Queen Mary and King George V often visited Putteridge Bury with the Prince of Wales and on 1 December 1926 the King planted an oak tree in the lawn to the south of the house. Between the wars, it was owned by Sir Felix Cassel, the Judge Advocate-General to the Forces.

== Park ==
The Putteridge estate is a mixture of arable farmland and woodland; as well as the occasional visiting muntjac and fallow deer, the estate is home to Lady Amherst's pheasant (Chrysolophus amherstiae) as well as the more common pheasant.

==History==
In 1965 it was acquired by Luton Borough Council and opened as Putteridge Bury College of Education in 1966.

Following Government cutbacks during the 1970s Putteridge Bury ended its brief life as a teacher training centre and was merged with Luton Technical College to become the Luton College of Higher Education, in September 1978.
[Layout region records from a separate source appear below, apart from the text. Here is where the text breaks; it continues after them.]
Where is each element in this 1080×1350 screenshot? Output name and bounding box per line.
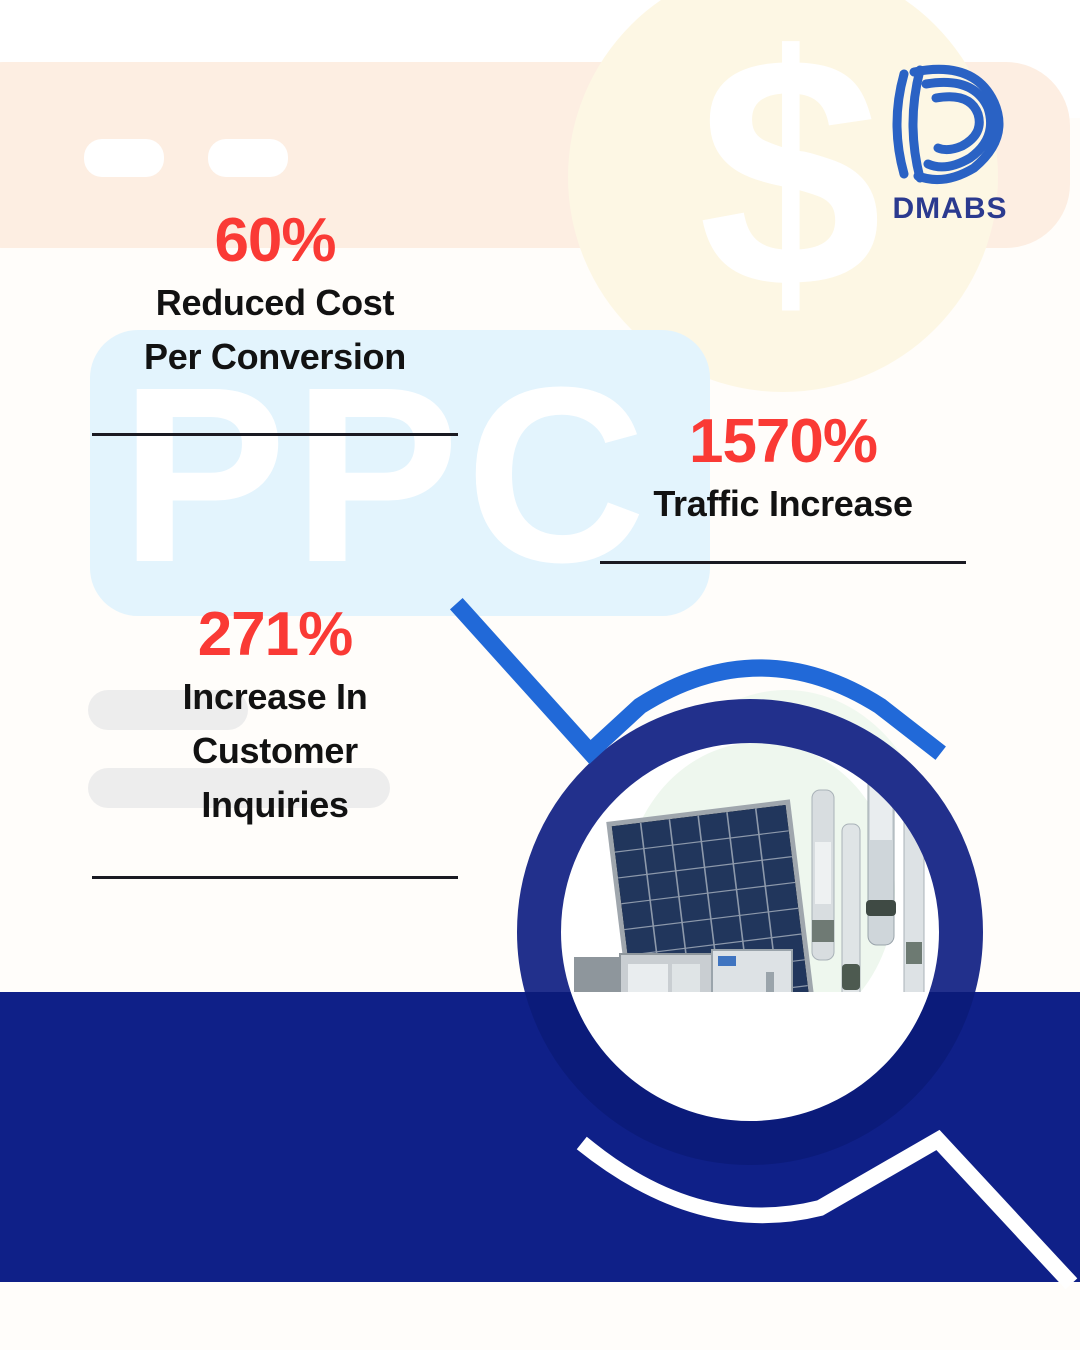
stat-label-inq-line3: Inquiries <box>92 778 458 832</box>
stat-divider-1 <box>92 433 458 436</box>
stat-reduced-cost: 60% Reduced Cost Per Conversion <box>92 206 458 384</box>
brand-wordmark: DMABS <box>882 192 1018 226</box>
stat-value-1570: 1570% <box>600 407 966 477</box>
stat-divider-2 <box>600 561 966 564</box>
white-trend-line <box>588 1140 1066 1278</box>
dmabs-monogram-icon <box>882 58 1018 190</box>
stat-label-inq-line2: Customer <box>92 724 458 778</box>
stat-label-inq-line1: Increase In <box>92 670 458 724</box>
stat-divider-3 <box>92 876 458 879</box>
stat-label-line1: Reduced Cost <box>92 276 458 330</box>
brand-logo[interactable]: DMABS <box>882 58 1018 230</box>
stat-value-60: 60% <box>92 206 458 276</box>
stat-customer-inquiries: 271% Increase In Customer Inquiries <box>92 600 458 832</box>
stat-traffic-increase: 1570% Traffic Increase <box>600 407 966 531</box>
stat-value-271: 271% <box>92 600 458 670</box>
stat-label-line2: Per Conversion <box>92 330 458 384</box>
magnifier-lens-lower <box>560 742 940 1122</box>
stat-label-traffic: Traffic Increase <box>600 477 966 531</box>
infographic-canvas: $ PPC <box>0 0 1080 1350</box>
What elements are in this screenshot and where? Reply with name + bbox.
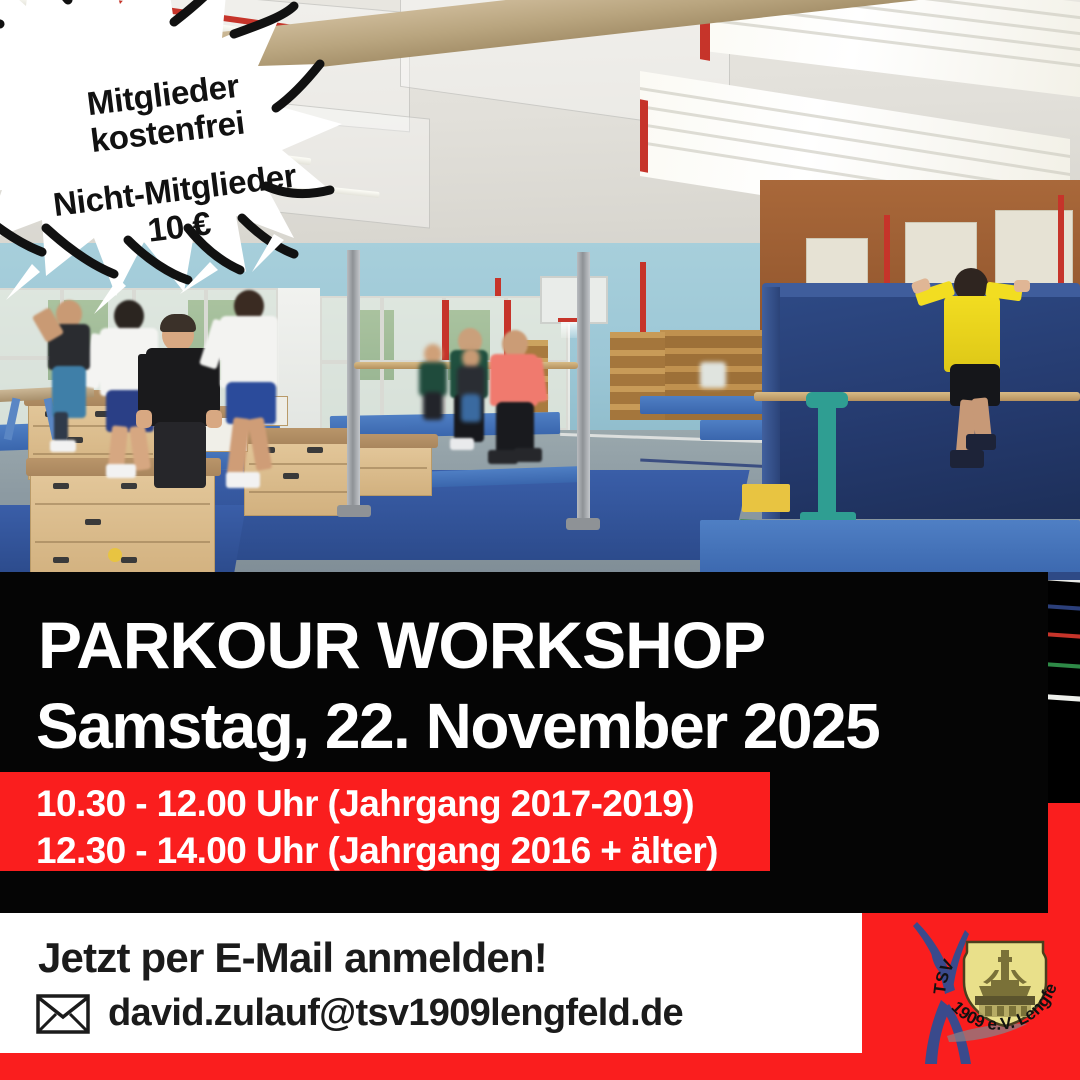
- bar-stand-head: [806, 392, 848, 408]
- floor-mat: [700, 520, 1080, 580]
- page-title: PARKOUR WORKSHOP: [38, 612, 765, 678]
- person-child: [452, 348, 492, 432]
- poster: Mitglieder kostenfrei Nicht-Mitglieder 1…: [0, 0, 1080, 1080]
- person-walking: [484, 330, 550, 472]
- box-sticker: [108, 548, 122, 562]
- cta-text: Jetzt per E-Mail anmelden!: [38, 934, 547, 982]
- session-time-2: 12.30 - 14.00 Uhr (Jahrgang 2016 + älter…: [36, 830, 718, 872]
- email-row[interactable]: david.zulauf@tsv1909lengfeld.de: [36, 992, 683, 1035]
- vault-box-top: [348, 434, 438, 448]
- email-address[interactable]: david.zulauf@tsv1909lengfeld.de: [108, 992, 683, 1035]
- red-trim: [640, 99, 648, 172]
- session-time-1: 10.30 - 12.00 Uhr (Jahrgang 2017-2019): [36, 783, 694, 825]
- burst-text-block: Mitglieder kostenfrei Nicht-Mitglieder 1…: [0, 0, 415, 355]
- price-burst-badge: Mitglieder kostenfrei Nicht-Mitglieder 1…: [0, 0, 392, 328]
- pole-base: [566, 518, 600, 530]
- person-climbing: [930, 268, 1020, 478]
- equipment-item: [700, 362, 726, 388]
- person-child: [414, 344, 454, 430]
- equipment-pole: [577, 252, 590, 520]
- bar-stand: [818, 398, 836, 516]
- envelope-icon: [36, 994, 90, 1034]
- vault-box: [352, 444, 432, 496]
- parallel-bar: [754, 392, 1080, 401]
- yellow-pad: [742, 484, 790, 512]
- club-logo: TSV 1909 e.V. Lengfeld: [905, 920, 1065, 1068]
- tsv-lengfeld-crest-icon: TSV 1909 e.V. Lengfeld: [905, 920, 1065, 1068]
- photo-sliver: [1048, 572, 1080, 803]
- pole-base: [337, 505, 371, 517]
- basketball-backboard: [540, 276, 608, 324]
- event-date: Samstag, 22. November 2025: [36, 694, 879, 758]
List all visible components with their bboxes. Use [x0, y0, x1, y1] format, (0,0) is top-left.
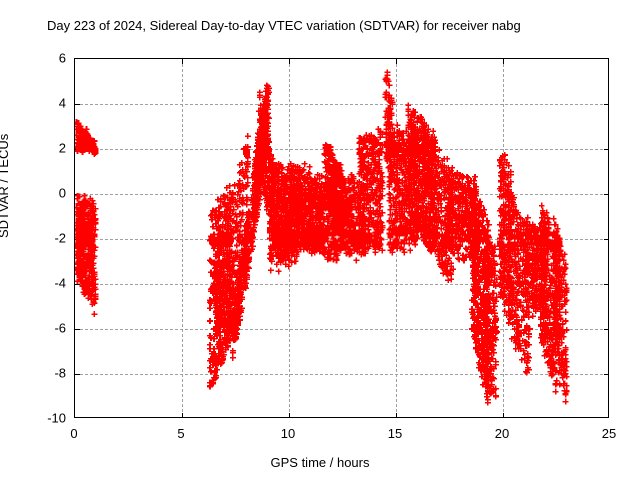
chart-page: Day 223 of 2024, Sidereal Day-to-day VTE…: [0, 0, 640, 480]
gridline-horizontal: [75, 194, 608, 195]
scatter-points: [75, 59, 608, 417]
y-tick-label: -8: [26, 366, 66, 381]
x-tick-label: 25: [589, 426, 629, 441]
tick-mark: [75, 149, 80, 150]
gridline-horizontal: [75, 329, 608, 330]
tick-mark: [604, 329, 609, 330]
tick-mark: [182, 59, 183, 64]
tick-mark: [289, 59, 290, 64]
tick-mark: [396, 59, 397, 64]
gridline-horizontal: [75, 149, 608, 150]
x-tick-label: 15: [375, 426, 415, 441]
y-tick-label: -4: [26, 276, 66, 291]
y-tick-label: 0: [26, 186, 66, 201]
data-marker-set: [75, 69, 570, 405]
tick-mark: [182, 413, 183, 418]
x-axis-label: GPS time / hours: [0, 455, 640, 470]
gridline-horizontal: [75, 104, 608, 105]
gridline-horizontal: [75, 374, 608, 375]
gridline-vertical: [396, 59, 397, 417]
tick-mark: [75, 104, 80, 105]
x-tick-label: 10: [268, 426, 308, 441]
tick-mark: [604, 194, 609, 195]
tick-mark: [396, 413, 397, 418]
y-tick-label: -2: [26, 231, 66, 246]
tick-mark: [503, 413, 504, 418]
tick-mark: [604, 239, 609, 240]
plot-area: [74, 58, 609, 418]
y-tick-label: 2: [26, 141, 66, 156]
tick-mark: [604, 374, 609, 375]
tick-mark: [503, 59, 504, 64]
y-tick-label: -10: [26, 411, 66, 426]
y-tick-label: -6: [26, 321, 66, 336]
page-title: Day 223 of 2024, Sidereal Day-to-day VTE…: [47, 18, 521, 33]
x-tick-label: 0: [54, 426, 94, 441]
tick-mark: [604, 284, 609, 285]
y-tick-label: 4: [26, 96, 66, 111]
y-axis-label: SDTVAR / TECUs: [0, 134, 11, 238]
x-tick-label: 20: [482, 426, 522, 441]
y-tick-label: 6: [26, 51, 66, 66]
gridlines: [75, 59, 608, 417]
gridline-vertical: [182, 59, 183, 417]
tick-mark: [75, 239, 80, 240]
gridline-horizontal: [75, 239, 608, 240]
x-tick-label: 5: [161, 426, 201, 441]
tick-mark: [289, 413, 290, 418]
tick-mark: [75, 284, 80, 285]
tick-mark: [75, 329, 80, 330]
tick-mark: [604, 104, 609, 105]
gridline-vertical: [289, 59, 290, 417]
gridline-vertical: [503, 59, 504, 417]
tick-mark: [75, 374, 80, 375]
gridline-horizontal: [75, 284, 608, 285]
tick-marks: [75, 59, 608, 417]
tick-mark: [604, 149, 609, 150]
tick-mark: [75, 194, 80, 195]
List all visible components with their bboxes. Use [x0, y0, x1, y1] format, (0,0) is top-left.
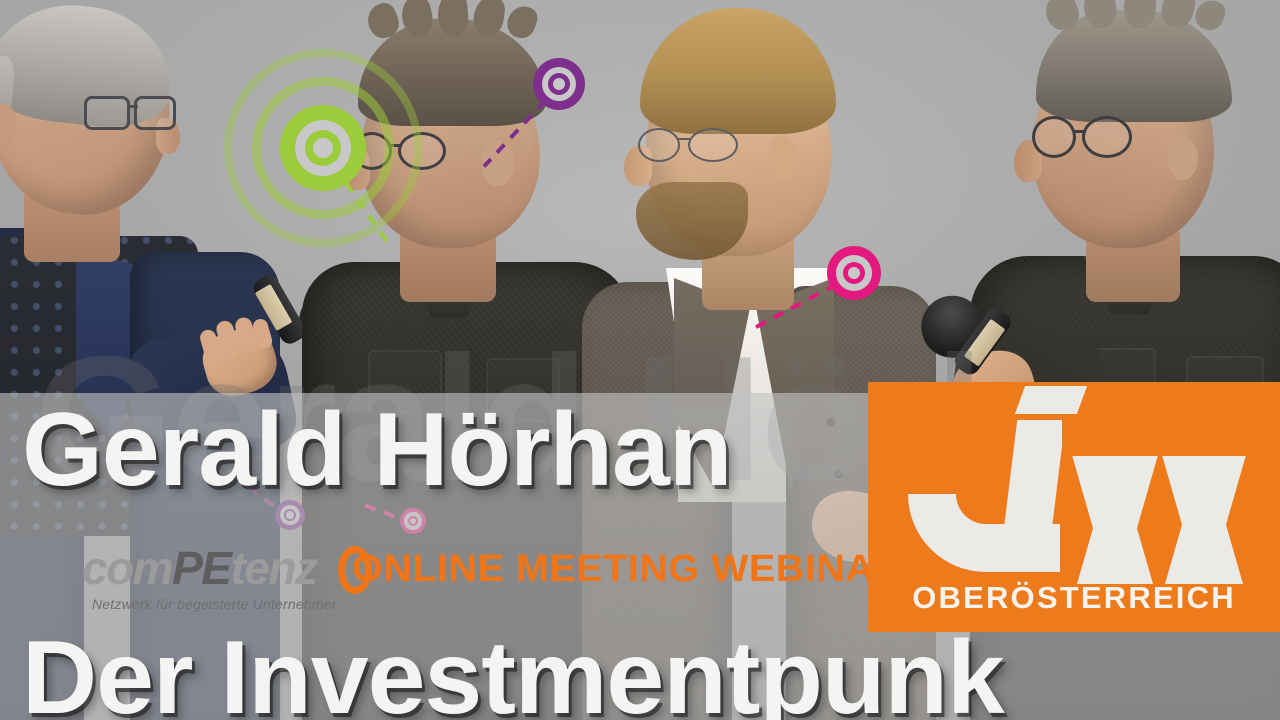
target-green-ring	[295, 120, 352, 177]
competenz-word-tenz: tenz	[230, 542, 316, 594]
hair	[640, 8, 836, 134]
hair	[1036, 10, 1232, 122]
competenz-logo: comPEtenz Netzwerk für begeisterte Unter…	[82, 544, 354, 616]
ear	[1168, 136, 1198, 180]
webinar-banner-text: ONLINE MEETING WEBINAR	[352, 548, 904, 591]
competenz-word-com: com	[82, 542, 172, 594]
thumbnail-canvas: Gerald Hörhan Gerald Hörhan Der Investme…	[0, 0, 1280, 720]
target-pink-ring	[836, 255, 872, 291]
target-green-center-dot	[313, 138, 334, 159]
target-purple-center-dot	[553, 78, 565, 90]
jw-monogram-icon	[902, 420, 1250, 572]
target-green	[280, 105, 366, 191]
ear	[768, 136, 798, 180]
eyeglasses-icon	[84, 96, 180, 132]
orange-ring-icon	[338, 546, 372, 594]
target-pink	[827, 246, 881, 300]
eyeglasses-icon	[1032, 116, 1152, 160]
competenz-tagline: Netzwerk für begeisterte Unternehmer	[92, 596, 337, 612]
competenz-wordmark: comPEtenz	[82, 544, 316, 592]
competenz-word-pe: PE	[172, 542, 230, 594]
target-green-ring-2	[305, 130, 341, 166]
target-purple	[533, 58, 585, 110]
target-purple-ring-2	[548, 73, 570, 95]
jw-logo-block: OBERÖSTERREICH	[868, 382, 1280, 632]
eyeglasses-icon	[638, 128, 756, 166]
target-purple-ring	[542, 67, 576, 101]
target-pink-ring-2	[843, 262, 866, 285]
jw-region-label: OBERÖSTERREICH	[868, 580, 1280, 616]
target-pink-center-dot	[848, 267, 861, 280]
title-line-2: Der Investmentpunk	[0, 626, 1280, 720]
From 1985 the function rooms were gradually renovated to their original splendour and to conference centre standards.

The unused gymnasium was converted to a learning resources centre.

Luton College of Higher Education became the University of Luton in 1993, and remains University of Bedfordshire property after the merger with the Bedford campus of De Montfort University in August 2006.